Tajikistan hopes Taliban foes pay for power

Tajikistan faces its own shortages each winter.

Kamila Ibragimova Oct 6, 2021
Nurek Tajikistan’s Nurek dam supplies around 70 percent of Tajikistan’s energy needs. (David Trilling/file)

As anyone in business knows, you don’t get to choose your customers.

So Tajikistan is in a curious position: It is vehemently opposed to the Taliban takeover in neighboring Afghanistan, the biggest importer of its electricity.

Now the Taliban is unable to pay, and Tajikistan must decide if it should keep exporting power to help the movement ward off humanitarian crisis.

Electricity accounted for almost 65 percent of Tajikistan's exports to Afghanistan last year, or about $45 million. Dushanbe needs the money. The poverty rate has jumped during the pandemic, with 30-40 percent of the population forced to cut back on food intake, according to the United Nations.

Afghanistan imports about half its electricity from its three post-Soviet neighbors to the north. Turkmenistan and Uzbekistan are eager to do business and say they have no intention of pulling the plug.

A spokesman for Tajikistan’s heavily indebted electricity distribution monopoly, Barki Tojik, said the company can afford to be patient, for now.

Nozirjon Yodgori told Eurasianet that since the Taliban took power in mid-August, Tajikistan has not received a dime.

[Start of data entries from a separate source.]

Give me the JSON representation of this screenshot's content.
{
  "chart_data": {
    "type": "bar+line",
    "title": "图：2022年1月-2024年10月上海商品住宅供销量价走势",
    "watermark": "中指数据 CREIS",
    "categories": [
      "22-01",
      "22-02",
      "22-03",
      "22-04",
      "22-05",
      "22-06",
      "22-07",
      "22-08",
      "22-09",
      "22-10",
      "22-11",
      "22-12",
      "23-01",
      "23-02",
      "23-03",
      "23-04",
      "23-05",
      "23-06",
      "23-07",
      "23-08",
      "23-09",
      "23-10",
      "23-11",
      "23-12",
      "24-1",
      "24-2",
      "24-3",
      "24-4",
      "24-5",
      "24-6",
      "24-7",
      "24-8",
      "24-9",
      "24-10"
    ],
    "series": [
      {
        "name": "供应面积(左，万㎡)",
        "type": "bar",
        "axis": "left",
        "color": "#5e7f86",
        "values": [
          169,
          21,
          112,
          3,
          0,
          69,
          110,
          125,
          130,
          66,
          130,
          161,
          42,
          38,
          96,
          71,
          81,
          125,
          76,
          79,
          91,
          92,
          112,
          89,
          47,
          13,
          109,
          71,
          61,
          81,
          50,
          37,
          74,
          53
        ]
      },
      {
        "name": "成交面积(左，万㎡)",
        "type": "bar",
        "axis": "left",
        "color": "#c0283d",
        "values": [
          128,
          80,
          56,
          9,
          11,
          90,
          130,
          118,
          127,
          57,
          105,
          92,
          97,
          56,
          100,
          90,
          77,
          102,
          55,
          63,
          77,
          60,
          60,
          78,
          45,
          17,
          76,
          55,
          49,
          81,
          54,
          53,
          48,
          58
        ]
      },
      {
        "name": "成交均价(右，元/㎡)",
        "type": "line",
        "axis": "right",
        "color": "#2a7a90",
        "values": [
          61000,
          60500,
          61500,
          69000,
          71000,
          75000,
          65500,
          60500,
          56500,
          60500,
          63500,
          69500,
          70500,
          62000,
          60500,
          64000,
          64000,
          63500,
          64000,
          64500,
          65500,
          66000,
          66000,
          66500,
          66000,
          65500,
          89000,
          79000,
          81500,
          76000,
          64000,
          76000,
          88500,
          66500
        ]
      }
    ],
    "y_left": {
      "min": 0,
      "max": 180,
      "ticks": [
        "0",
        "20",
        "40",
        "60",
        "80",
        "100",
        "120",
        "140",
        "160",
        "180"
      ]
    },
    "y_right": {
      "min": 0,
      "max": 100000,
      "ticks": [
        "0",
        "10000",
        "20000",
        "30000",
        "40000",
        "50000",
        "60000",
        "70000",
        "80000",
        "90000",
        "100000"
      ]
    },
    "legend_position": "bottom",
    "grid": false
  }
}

But he is optimistic: The contract was signed with the Afghan company Da Afghanistan Breshna Sherkat (DABS), which told Barki Tojik in late September that it would pay as soon as Afghan banks can resume international transfers.

“We have contracts not with the government, but with a private company. We are constantly in touch, and our partners assure us that the payment for electricity will take place in the near future,” Yodgori said.

In any case, Yodgori added, Tajikistan has excess capacity in the warmer months. The country generates most of its electricity with hydropower dams. Because it discharges water for irrigation, it has a surplus of power in the summer. Therefore, Barki Tojik does not see the summer transfers as a loss.

Its calculations will likely change as the weather cools.

Each winter, Tajikistan suffers its own rolling electricity shortages.

According to an October 5 report by private Afghan outlet Tolo News, Afghanistan owes its neighbors $62 million for electricity; it spends $22-25 million per month on imported electricity. The Tajik supply is used mostly in Afghanistan’s northeast, historically home to a large ethnic Tajik population.

DABS acting chief Safiullah Ahmadzai told Tolo that the company had sent letters to exporting countries asking them not to turn off the electricity and promising to pay the debt.

But because DABS is struggling to collect from consumers, the company hopes the UN Assistance Mission in Afghanistan, UNAMA, will step in to pay, perhaps directly to the exporters.

 

Kamila Ibragimova is the pseudonym for a journalist in Tajikistan.